Why Salmon Really Is So Special

Salmon, trout, whitefish, chars and grayling are all from the same family of fish known as salmonidae. Originally native to the Pacific Ocean and the North Atlantic, salmon have now been introduced to many waters around the globe, as well as being successfully farmed.

Being anadromous, meaning they are born in freshwater, migrate to saltwater and return to freshwater to spawn, they are gifted with the ability to navigate waterfalls and rapids. Salmon are known to jump and have been recorded jumping as high as 12 feet on their journey back to freshwater to spawn.

The red flesh associated with salmon is due to their diet that is rich in carotenoids, the same pigment that gives carrots their orange colour. Plankton, krill, shrimp, eel and smaller fish make up the majority of their diet. And it’s not just us that eat salmon, dolphins, whales, seals and sea lions also feast on them as well as bears and birds, depending on the stage they are in their life cycle.

Preparing And Cooking Salmon

Skin On Or Off?

Many people prefer to remove the skin prior to cooking, but this is not always a good idea. The salmon skin is packed with goodness and flavour as well as being very tasty. If you are adding your salmon to a pie or plan to poach it, then take the skin off, but for pan frying, baking and grilling, leave it on.

If you do remove the skin, season with salt and pepper, grill it and serve as a accompaniment to your dish, it’s lovely, crisp and full of goodness.

Be sure to scale it though, as this will add to your enjoyment when eating.

Dealing with Small bone

Remove any pin bones with kitchen tweezers and avoid the temptation to push and poke and fight with the flesh, as this will increase the chance that the fish will not fall apart during cooking and and not cook evenly. Pull any bones out in the same direction that they lay in, this will simplify the task.

Cooking Your Salmon

The golden rule when cooking salmon is don’t over do it. Aim for just ready or just under done and finish off in its own heat. The worst thing you can do to salmon is leave it under the heat for too long and all of a sudden you’ve got fish that is tough and chewy.

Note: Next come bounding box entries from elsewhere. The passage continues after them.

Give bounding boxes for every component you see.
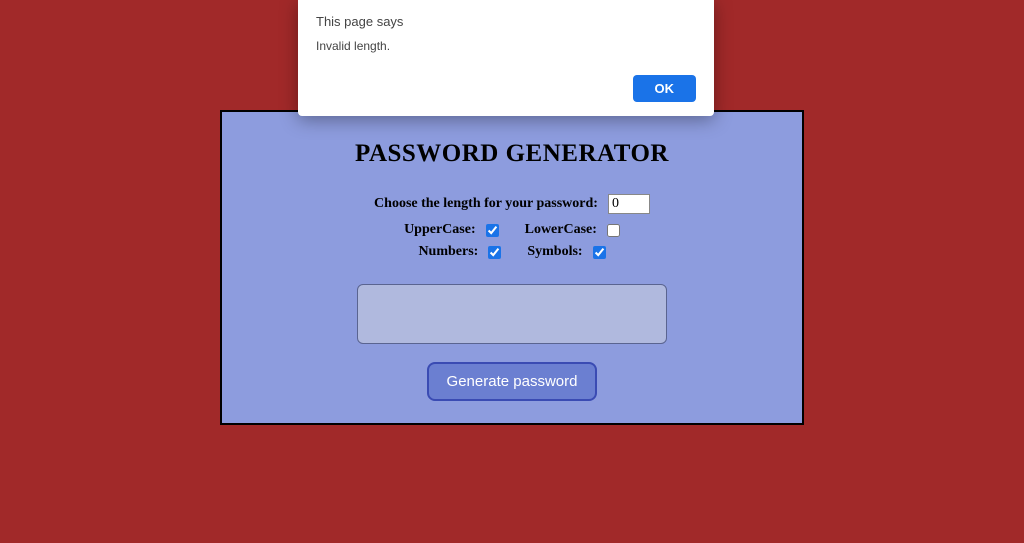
lowercase-option: LowerCase: [525,222,620,238]
symbols-label: Symbols: [527,244,582,260]
password-generator-card: PASSWORD GENERATOR Choose the length for… [220,110,804,425]
alert-ok-button[interactable]: OK [633,75,697,102]
options-row-2: Numbers: Symbols: [222,244,802,260]
lowercase-label: LowerCase: [525,222,597,238]
numbers-option: Numbers: [418,244,501,260]
uppercase-checkbox[interactable] [486,224,499,237]
length-row: Choose the length for your password: [222,194,802,214]
numbers-label: Numbers: [418,244,478,260]
alert-title: This page says [316,14,696,29]
page-title: PASSWORD GENERATOR [222,140,802,168]
uppercase-label: UpperCase: [404,222,476,238]
alert-actions: OK [633,75,697,102]
password-output [357,284,667,344]
options-row-1: UpperCase: LowerCase: [222,222,802,238]
alert-message: Invalid length. [316,39,696,53]
js-alert-dialog: This page says Invalid length. OK [298,0,714,116]
generate-button[interactable]: Generate password [427,362,598,401]
length-input[interactable] [608,194,650,214]
symbols-checkbox[interactable] [593,246,606,259]
length-label: Choose the length for your password: [374,196,598,212]
numbers-checkbox[interactable] [488,246,501,259]
symbols-option: Symbols: [527,244,605,260]
lowercase-checkbox[interactable] [607,224,620,237]
uppercase-option: UpperCase: [404,222,499,238]
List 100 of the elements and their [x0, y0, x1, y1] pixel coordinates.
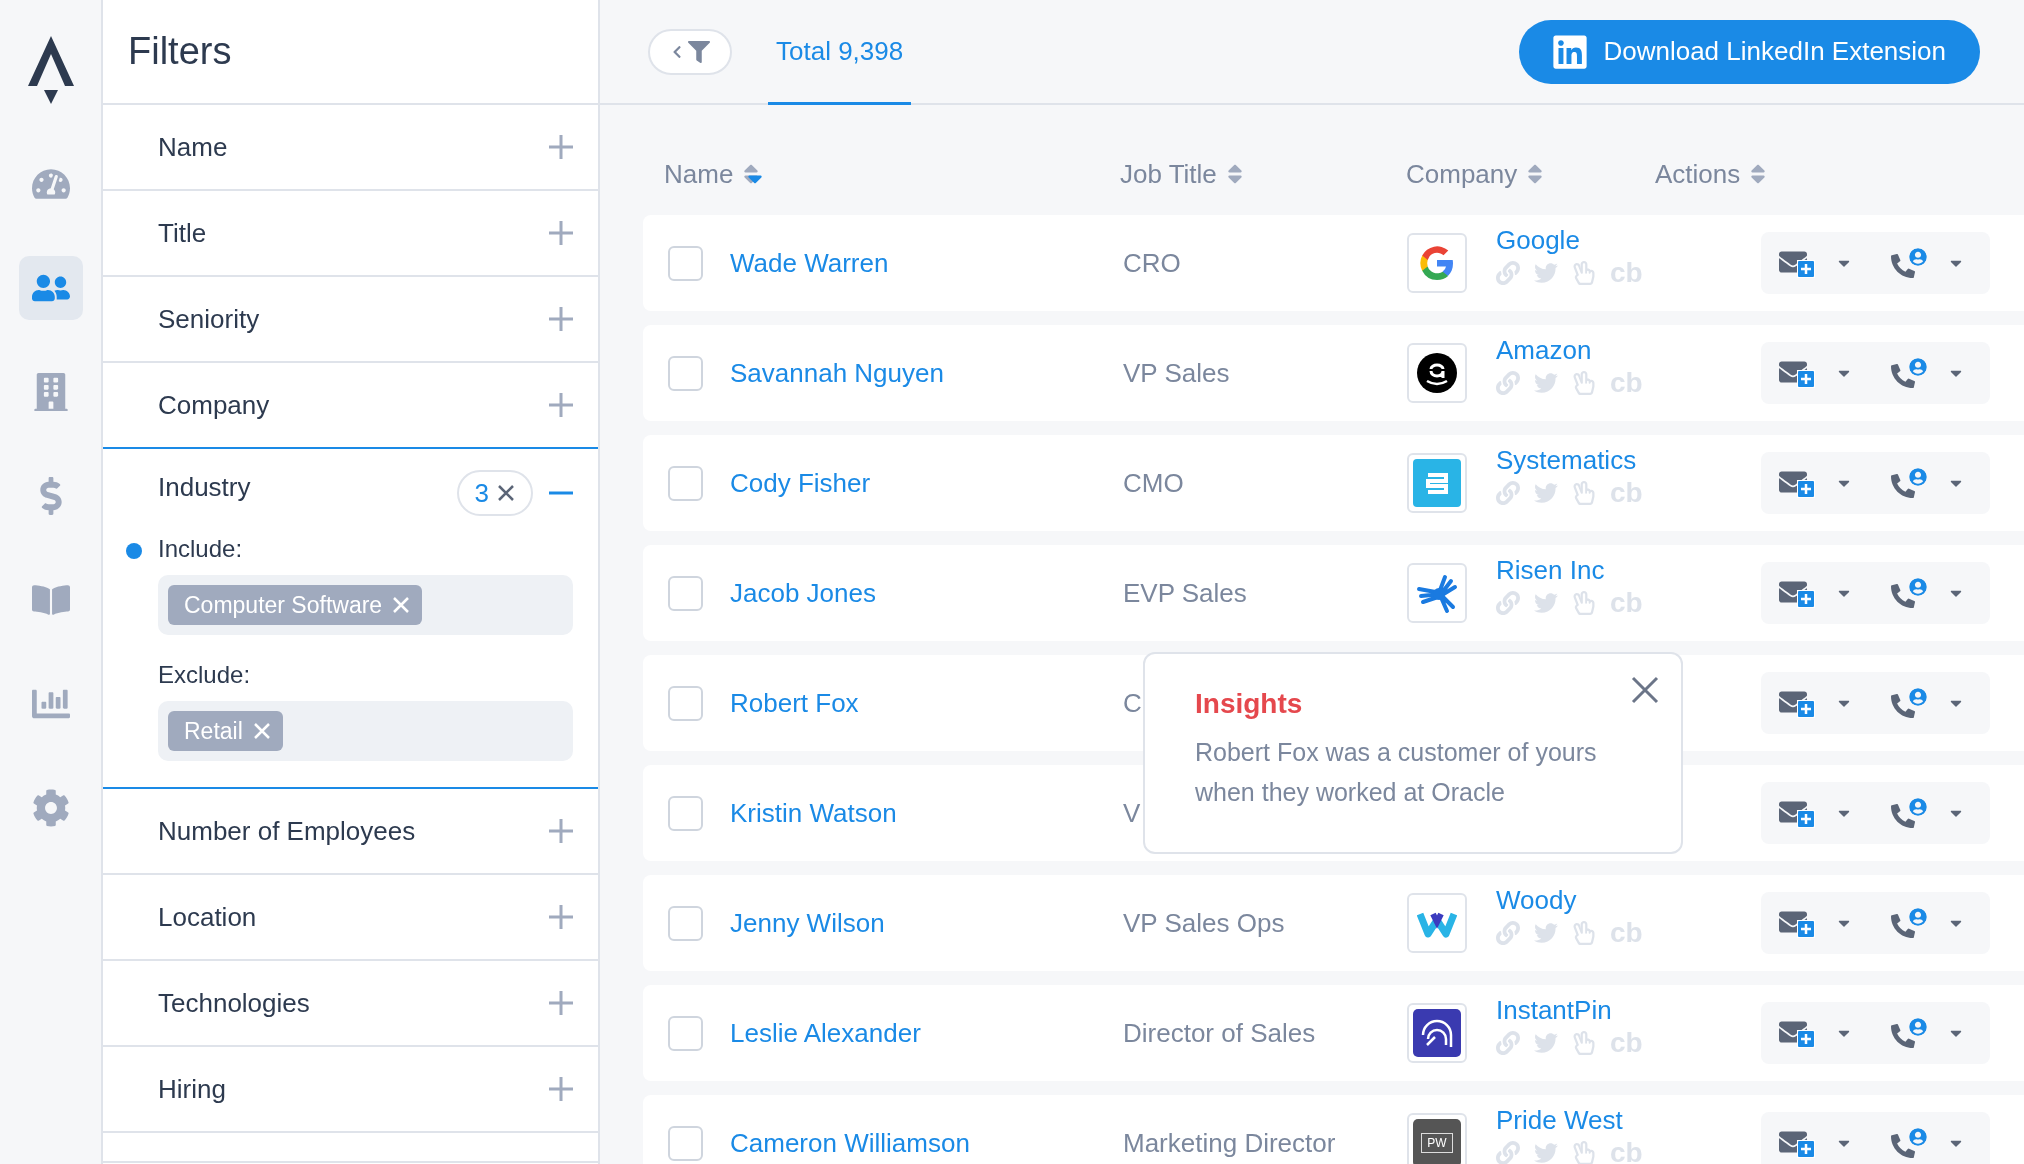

If you are grilling, of pan frying, start skin side down on high heat until the skin is crispy, then turn, lower the heat and cook till just under done. Remove from the fire and let sit for a minute or two as this will complete the cooking.

To check whether it is ready, gently pull apart one of the sections of the fish – it should be rich in colour, just turning between translucent and pink.

How To Enjoy

Serve with asparagus and sauté potatoes. And while you’re enjoying your meal, revel in the health benefits too: vitamin B12, vitamin D, selenium, amino acid taurine, omega-3 fatty acids and lots lots more.

Why not make salmon a regular feature in your diet!